Bleeding from the ear or cerebro-spinal fluid leakage indicates a fracture of the base of skull. This will not be seen on skull X-ray due to overlapping structures at the base of the skull but if a lateral film is taken with the patient lying supine other signs may be seen such as fluid in the sphenoid sinus or air in the cranial cavity.


  • Local bulge, if fixed and not mobile.

  • Indentation ?bony defect

  • Suspected skull metastases or myeloma - lateral view only. Additional views are unhelpful.

  • Persistent headache – seldom helpful unless there are clinical signs such as a neurological abnormality, signs of raised intracranial pressure, or visual abnormality.

  • Congenital abnormality

  • Suspected osteomyelitis of the skull, spread from infected sinus

  • Earache – skull views are seldom helpful. Special views need to be taken for the mastoids & these are difficult to interpret & often unhelpful even in suspected acute mastoiditis

Other views are sometimes taken.
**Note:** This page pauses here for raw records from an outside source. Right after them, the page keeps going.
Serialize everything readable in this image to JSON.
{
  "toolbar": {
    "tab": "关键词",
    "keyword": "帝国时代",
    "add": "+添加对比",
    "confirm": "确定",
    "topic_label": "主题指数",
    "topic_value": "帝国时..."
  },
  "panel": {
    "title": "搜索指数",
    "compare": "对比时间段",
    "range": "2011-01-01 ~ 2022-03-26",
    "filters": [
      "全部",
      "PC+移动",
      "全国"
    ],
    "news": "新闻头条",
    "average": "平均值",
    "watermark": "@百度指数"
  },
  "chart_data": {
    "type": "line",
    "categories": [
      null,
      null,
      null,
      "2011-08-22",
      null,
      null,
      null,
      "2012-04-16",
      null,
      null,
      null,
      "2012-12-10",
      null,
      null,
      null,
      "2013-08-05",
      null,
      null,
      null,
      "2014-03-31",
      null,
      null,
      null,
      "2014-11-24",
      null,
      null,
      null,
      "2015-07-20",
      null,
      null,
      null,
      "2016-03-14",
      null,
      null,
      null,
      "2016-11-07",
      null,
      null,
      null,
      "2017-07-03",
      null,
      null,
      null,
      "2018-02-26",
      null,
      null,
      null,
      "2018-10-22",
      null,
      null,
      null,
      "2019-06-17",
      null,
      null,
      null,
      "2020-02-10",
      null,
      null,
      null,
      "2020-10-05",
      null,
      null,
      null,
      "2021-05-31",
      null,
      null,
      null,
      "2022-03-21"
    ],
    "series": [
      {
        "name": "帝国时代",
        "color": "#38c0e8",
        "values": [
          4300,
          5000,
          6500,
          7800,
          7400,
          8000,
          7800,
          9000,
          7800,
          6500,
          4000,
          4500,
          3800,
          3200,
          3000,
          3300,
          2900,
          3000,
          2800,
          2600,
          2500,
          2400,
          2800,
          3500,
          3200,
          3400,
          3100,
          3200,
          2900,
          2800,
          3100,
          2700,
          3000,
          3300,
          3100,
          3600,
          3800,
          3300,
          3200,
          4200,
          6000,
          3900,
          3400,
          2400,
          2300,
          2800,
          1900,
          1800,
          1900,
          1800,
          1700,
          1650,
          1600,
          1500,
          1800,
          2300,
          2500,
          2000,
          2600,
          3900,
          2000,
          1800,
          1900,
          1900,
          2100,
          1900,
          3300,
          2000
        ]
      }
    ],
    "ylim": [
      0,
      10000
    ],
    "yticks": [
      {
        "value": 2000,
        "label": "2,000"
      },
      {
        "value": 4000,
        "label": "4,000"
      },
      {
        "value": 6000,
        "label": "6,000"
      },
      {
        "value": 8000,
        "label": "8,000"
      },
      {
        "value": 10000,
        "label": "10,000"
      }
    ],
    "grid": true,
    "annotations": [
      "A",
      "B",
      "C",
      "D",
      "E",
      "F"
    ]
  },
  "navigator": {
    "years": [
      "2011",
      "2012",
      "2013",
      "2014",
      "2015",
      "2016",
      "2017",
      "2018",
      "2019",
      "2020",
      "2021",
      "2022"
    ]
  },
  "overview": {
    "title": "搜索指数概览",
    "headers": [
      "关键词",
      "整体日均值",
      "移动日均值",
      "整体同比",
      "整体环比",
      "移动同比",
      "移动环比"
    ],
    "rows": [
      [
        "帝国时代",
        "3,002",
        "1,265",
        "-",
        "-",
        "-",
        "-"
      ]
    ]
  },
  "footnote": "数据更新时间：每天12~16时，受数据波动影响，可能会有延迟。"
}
These are:



  • views for optic foramina (suspected optic nerve glioma)

  • mastoid views ( mastoiditis, chronic middle ear disease)

  • petrous bone ( internal auditory canals in suspected 8th cranial nerve tumour

  • coned views for pituitary fossa ( pituitary fossa tumour, raised intracranial pressure)

  • view of the base of skull – submento-vertical




NORMAL APPEARANCES


The skull X-ray is complex. The skull vault is easier to assess than the skull base, which is dense with many superimposed structures. In the skull vault the 2 tables of bone should be seen intact separated by a darker line of marrow.



Little detail can be seen in the skull base unless special views are taken










The pituitary fossa is a rounded depression in the middle of the skull base lying above the sphenoid sinus. It is bounded by the bony anterior & posterior clinoids. Lining the pituitary fossa is a thin white line called the lamina dura.


In the PA skull film taken with 10 degree caudal tilt the petrous ridges are projected through the mid orbits. With a 20 degree tilt they are projected over the inferior orbital margin. The latter projection is needed to assess the orbits.





V
ascular markings occur due to arteries and veins. The arterial markings are in fairly constant positions and branch becoming smaller in diameter peripherally. They are not as dark as fracture lines & smoother in outline. Veins drain into venous lakes. The vascular markings vary considerably from patient to patient.


The greater wing of the sphenoid should be seen projected through the orbit on the PA 20 film.